Bowden and Turner are supposed to be the go-to scorers on the roster, but when both of them struggled from the field nobody picked up the slack to make enough of a difference on the scoreboard.

“I have confidence in them in their new roles, and they’re going to have to figure it out, too,” Barnes said when asked about getting consistency out of his two senior guards. “As a group we’ll figure it out, but we had some execution breakdowns, too, at the end. And again, when you’re in a possession game like this, we have to be mature enough to understand that we have to make them all count. But those guys are going to need to figure that out.”

3-21 won’t happen every night, but Tennessee needs to elevate its offensive production with just three games remaining before the start of SEC play. Turner is averaging 12.8 points and 7.1 assists per game, but his 23% three-point clip is the worst of his career by a country mile.

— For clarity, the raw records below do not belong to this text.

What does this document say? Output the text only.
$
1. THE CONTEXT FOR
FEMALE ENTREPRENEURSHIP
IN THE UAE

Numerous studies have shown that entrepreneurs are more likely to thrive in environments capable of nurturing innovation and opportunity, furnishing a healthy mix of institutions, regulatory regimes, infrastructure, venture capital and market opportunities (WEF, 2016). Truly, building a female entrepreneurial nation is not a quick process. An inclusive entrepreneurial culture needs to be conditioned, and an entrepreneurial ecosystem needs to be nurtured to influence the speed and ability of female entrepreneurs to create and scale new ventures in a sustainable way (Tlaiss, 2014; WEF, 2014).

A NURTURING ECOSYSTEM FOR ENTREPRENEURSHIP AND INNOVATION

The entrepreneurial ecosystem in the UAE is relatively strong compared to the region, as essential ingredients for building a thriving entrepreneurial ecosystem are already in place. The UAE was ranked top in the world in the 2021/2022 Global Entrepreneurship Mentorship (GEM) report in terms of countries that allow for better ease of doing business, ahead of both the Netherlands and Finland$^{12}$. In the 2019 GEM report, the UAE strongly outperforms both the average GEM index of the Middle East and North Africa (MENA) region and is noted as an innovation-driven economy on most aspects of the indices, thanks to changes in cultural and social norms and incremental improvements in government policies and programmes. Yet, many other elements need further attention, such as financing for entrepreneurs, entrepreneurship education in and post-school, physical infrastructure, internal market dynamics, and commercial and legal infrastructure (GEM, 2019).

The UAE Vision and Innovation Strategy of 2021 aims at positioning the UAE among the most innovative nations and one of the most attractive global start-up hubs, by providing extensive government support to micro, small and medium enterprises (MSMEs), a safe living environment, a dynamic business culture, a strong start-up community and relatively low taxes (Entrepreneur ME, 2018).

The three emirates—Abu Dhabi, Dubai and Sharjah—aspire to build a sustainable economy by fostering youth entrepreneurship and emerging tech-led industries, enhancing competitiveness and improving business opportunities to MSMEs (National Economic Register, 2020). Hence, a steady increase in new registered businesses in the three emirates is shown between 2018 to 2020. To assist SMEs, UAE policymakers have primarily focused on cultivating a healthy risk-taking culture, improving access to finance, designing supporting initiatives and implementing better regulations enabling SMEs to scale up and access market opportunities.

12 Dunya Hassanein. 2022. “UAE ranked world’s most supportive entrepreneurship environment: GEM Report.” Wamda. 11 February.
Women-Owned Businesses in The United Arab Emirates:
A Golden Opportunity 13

Bowden continues to be the Vols’ best outside weapon, but in Tennessee’s three toughest games against Florida State, VCU and Memphis Bowden has shot just 3-14 from behind the arc. He had a strong performance in the win against then-No. 20 Washington with 18 points on 3-5 shooting from distance. And his second half eruption led Tennessee’s comeback victory over Murray State after Bowden finished with 26 points.

With Jordan Bone gone, Turner has naturally stepped in as the role of the distributor while trying to maintain his presence as a scorer. The latter hasn’t been there consistently though Turner’s ability as a defender continues to be a major asset for the Vols. Should the Vols be able to get more production out of Bowden, James or Yves Pons, Turner could continue to refine his role. Tennessee needs those 12.8 points he gives the Vols per game, but not at a 28% rate. It needs efficiency from the point guard position.

Looking at the big picture, Tennessee should be all right. This team, as expected, has taken a step back from the squad that held the No. 1 ranking in the country for four weeks a season ago. However, Tennessee still boasts a pair of solid wins over Washington and VCU, and the team’s only two losses are to No. 11 Memphis and No. 19 Florida State. The Vols dropped to 21st in Monday’s AP Poll.

Monday also revealed the season’s first NET Rankings. The Vols check in at No. 25, two spots ahead of Florida State and a spot ahead of LSU, which opens the conference schedule against Tennessee on Jan. 4.

Tennessee still ranks No. 22 in the KenPom ratings and is 12th nationally in defensive efficiency. Should the Vols find the production on offense they’re looking for then more wins will follow.

Up next is a road trip to Cincinnati to take on the Bearcats Wednesday night. Cincinnati is 6-4 on the year and has dropped its last two. Last weekend to Xavier, and a head scratching loss to Colgate thanks to an odd decision by reigning American Athletic Conference Player of the Year Jarron Cumberland.

There’s been some growing pains with new head coach John Brannen, but this is still a talented team that returns three starters from last year’s roster, plus it’s added a transfer in center Chris Vogt, who averages 12.9 points and seven rebounds per game.

It will be Tennessee’s first true road game of the season. Tip-off is set for 7 o’clock and 99.1 The Sports Animal will have coverage beginning at 6:30 ET.